The atomic models described by Dokland, Hatoum-Aslan, and co-first authors N’Toia C. Hawkins, Ph.D., and James L. Kizziah, Ph.D., UAB Department of Microbiology, show the structures for each protein as described in molecular language like alpha-helix, beta-helix, beta-strand, beta-barrel or beta-prism.

The researchers have explained how each protein interacts with neighboring proteins of different types as well as how each protein binds to other copies of that same protein type, such as to form the hexameric and pentameric faces of the capsid.

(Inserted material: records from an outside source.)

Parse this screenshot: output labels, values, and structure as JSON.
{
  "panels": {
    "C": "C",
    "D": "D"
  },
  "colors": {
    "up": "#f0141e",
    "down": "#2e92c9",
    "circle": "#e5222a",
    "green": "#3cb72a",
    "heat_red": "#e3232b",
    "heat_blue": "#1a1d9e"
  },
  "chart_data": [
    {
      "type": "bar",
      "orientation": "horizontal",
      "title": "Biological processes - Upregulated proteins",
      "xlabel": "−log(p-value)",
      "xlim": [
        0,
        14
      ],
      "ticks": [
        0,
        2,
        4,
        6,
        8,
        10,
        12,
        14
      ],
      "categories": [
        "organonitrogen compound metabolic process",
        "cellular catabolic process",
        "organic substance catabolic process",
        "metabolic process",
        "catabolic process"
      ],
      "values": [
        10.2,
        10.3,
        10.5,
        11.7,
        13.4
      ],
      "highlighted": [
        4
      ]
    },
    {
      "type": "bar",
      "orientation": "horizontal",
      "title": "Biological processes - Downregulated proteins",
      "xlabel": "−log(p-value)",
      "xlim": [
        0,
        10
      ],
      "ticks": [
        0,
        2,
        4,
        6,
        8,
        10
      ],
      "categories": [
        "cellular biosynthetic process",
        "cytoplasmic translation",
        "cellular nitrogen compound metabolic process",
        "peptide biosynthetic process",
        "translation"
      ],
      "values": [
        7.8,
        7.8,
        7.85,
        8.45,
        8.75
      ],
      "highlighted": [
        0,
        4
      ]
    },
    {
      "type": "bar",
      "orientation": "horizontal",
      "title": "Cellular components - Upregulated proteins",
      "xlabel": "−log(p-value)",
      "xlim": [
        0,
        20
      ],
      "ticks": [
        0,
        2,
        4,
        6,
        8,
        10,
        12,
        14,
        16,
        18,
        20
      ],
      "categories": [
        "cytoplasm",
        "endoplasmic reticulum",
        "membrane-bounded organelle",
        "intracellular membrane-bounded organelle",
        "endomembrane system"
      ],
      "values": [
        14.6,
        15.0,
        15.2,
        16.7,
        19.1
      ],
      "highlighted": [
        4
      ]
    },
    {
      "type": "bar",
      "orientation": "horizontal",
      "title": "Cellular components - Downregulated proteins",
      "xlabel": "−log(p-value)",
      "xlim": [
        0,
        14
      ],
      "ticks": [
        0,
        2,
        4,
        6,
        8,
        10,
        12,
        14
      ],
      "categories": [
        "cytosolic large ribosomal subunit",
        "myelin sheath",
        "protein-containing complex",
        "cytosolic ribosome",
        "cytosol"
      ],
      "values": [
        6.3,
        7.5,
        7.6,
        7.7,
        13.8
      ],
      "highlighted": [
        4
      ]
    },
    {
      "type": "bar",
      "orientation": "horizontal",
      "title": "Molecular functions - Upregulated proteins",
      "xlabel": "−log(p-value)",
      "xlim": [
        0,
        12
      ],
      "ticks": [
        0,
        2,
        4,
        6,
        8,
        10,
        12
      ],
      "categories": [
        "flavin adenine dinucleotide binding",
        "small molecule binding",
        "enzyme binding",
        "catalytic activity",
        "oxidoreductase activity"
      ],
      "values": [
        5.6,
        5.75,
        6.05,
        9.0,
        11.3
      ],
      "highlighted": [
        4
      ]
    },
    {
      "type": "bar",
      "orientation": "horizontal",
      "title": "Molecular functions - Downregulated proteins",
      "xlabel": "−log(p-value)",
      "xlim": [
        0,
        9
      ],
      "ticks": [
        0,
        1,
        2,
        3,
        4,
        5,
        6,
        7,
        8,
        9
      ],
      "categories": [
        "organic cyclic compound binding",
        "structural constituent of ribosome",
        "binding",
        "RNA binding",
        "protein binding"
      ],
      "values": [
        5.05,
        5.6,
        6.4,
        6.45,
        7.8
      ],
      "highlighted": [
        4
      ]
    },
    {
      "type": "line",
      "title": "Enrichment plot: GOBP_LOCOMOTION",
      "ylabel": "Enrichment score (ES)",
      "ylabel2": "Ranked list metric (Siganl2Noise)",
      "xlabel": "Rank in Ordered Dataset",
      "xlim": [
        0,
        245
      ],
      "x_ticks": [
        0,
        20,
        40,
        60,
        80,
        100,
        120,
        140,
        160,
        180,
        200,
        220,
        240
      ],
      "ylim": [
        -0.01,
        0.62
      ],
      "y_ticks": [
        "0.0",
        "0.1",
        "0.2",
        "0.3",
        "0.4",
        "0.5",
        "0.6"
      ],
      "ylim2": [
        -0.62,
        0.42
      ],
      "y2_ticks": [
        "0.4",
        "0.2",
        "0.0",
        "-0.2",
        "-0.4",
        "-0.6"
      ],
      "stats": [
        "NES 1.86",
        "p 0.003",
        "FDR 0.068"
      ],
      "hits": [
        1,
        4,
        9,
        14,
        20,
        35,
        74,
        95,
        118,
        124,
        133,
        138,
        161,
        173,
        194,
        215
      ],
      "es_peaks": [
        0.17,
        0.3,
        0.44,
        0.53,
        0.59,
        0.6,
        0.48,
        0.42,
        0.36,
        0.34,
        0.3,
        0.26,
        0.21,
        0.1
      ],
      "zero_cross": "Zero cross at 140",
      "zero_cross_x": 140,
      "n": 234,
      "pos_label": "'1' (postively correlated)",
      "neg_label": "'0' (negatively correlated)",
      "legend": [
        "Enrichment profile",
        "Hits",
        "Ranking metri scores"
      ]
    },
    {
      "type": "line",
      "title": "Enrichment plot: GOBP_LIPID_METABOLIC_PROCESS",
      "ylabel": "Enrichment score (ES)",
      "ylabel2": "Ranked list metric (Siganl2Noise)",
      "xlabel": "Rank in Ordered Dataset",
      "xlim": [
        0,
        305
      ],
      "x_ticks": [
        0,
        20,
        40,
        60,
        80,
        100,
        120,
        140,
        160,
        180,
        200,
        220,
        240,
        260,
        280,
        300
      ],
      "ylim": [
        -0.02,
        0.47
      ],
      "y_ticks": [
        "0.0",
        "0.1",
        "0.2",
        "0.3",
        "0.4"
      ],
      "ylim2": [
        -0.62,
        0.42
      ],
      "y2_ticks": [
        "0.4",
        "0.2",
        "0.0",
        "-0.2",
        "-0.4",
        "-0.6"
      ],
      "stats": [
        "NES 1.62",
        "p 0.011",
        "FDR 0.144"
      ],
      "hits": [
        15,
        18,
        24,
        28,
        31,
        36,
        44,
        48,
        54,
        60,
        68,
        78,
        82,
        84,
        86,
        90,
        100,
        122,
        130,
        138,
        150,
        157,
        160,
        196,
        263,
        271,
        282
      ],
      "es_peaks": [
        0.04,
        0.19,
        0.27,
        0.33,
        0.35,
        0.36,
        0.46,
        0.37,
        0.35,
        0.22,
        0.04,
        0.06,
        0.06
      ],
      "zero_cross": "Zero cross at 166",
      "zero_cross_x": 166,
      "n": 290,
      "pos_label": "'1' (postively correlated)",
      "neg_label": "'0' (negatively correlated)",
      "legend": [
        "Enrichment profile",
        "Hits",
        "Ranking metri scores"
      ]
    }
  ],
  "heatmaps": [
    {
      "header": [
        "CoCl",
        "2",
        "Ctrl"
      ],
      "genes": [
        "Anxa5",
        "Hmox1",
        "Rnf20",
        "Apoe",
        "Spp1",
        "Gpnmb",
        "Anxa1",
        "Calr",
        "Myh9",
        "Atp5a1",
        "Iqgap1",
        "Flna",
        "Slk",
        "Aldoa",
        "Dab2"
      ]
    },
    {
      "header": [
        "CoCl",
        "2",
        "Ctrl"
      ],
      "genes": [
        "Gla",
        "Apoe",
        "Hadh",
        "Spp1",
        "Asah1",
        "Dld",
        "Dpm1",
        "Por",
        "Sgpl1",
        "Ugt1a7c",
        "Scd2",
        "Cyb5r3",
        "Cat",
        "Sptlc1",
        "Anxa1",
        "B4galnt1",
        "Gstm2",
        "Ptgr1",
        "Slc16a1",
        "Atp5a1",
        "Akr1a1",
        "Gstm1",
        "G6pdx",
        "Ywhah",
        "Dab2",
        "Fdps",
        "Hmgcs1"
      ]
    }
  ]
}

With significantly higher resolution than a light microscope, electron microscopes illuminate an item using a beam of accelerated electrons. With the addition of super-cold temperatures, cryo-electron microscopy is especially beneficial for resolving the atomic structure of bigger proteins, membrane proteins, or materials containing lipids, such as membrane-bound receptors, as well as complexes of several biomolecules.

New electron detectors have significantly increased the resolution of cryo-electron microscopy over conventional electron microscopy over the last eight years. Key elements of this so-called “resolution revolution” for cryo-electron microscopy are:

  • Flash-freezing aqueous samples in liquid ethane cooled to below -256 degrees F. The water freezes to “vitreous ice,” which resembles a window, rather than ice crystals that damage samples and scatter the electron beam.
  • In order to protect the proteins, the sample is kept extremely cold in the microscope and only receives a small amount of electrons.
  • With the ability to count individual atoms at hundreds of frames per second, extremely quick direct electron detectors enable real-time correction of sample movement.
  • Thousands of photos are combined using advanced computation to create three-dimensional structures with excellent resolution. Graphics processing units are used to churn through terabytes of data.
  • To create a three-dimensional tomographic image akin to a CT scan in the hospital, the microscope stage holding the sample can be tilted as images are captured.

The UAB researchers began their examination of the Andhra virion structure with 230,714 particle pictures. Molecular reconstruction of the capsid, tail, distal tail and tail tip started with 186,542, 159,489, 159,489 and 159,489 images, respectively. Resolution ranged from 3.50 to 4.90 angstroms.